I want to first off say that I love the product, having been using it for a month or so now - it’s got tonnes of great features and a really slick UI!
I’m currently working on a project that tries to combine web scraping with NLP (identifying people identified on websites and their job titles and bios, for ~20,000 disparate websites with different structures). We’ve had some good success with a rule based approach (~70% F1 at each task), but I’m hoping that NER models could help with increasing recall (for unknown job titles/names).

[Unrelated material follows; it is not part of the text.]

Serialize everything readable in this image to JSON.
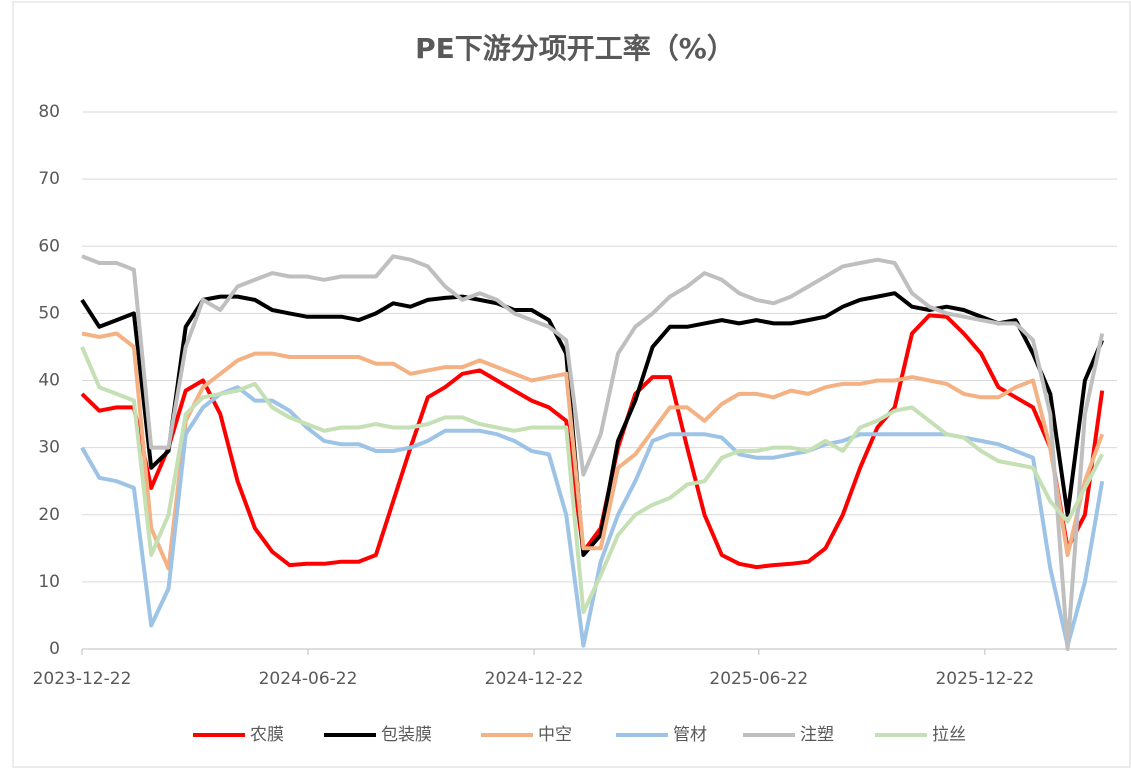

One issue that I’m facing is that I don’t have framing sentences - I only want to identify names where they don’t occur in biographies -for example, ‘John Smith - CEO’ should get tagged up as a Name and a Role, but ‘John Smith joined us in September from Retailer Plc’ should be tagged as a biography. I can split at the html node level, but it’s not clear how I’d exclude/include on that basis without a model being applied (that made up biography is shorter than ‘John Smith-Hughes, Head of Product Development and Strategy, Retail and Finance Division, London’ - and the difference is in the semantics rather than the syntax). However, I have pretty sizeable source data from the initial project that I can leverage/indexes of names and roles that we can use from the initial work.
As a result I’m struggling to decide on the best approach to start off with for using prodigy for this task- as we’ve got so much data on job titles/names it seems that we should be starting with seeding or some other form of synthesised initial data to kick off the active learning (especially to teach the basic rules), but also there’s the possibility of starting from en_core_web_lg model and retraining the existing Person tag (but how then do we most effectively train it to ignore ‘framed’ tokens?). There’s also the option to start off with some sort of classifier that detects whether it’s a node with prose or a ‘ner target’ node.
I wonder if there’s any advice you’d give on the best approach for this project? Apologies for the ‘stream of consciousness’ - there are a lot of different approaches that I’m confusing myself with!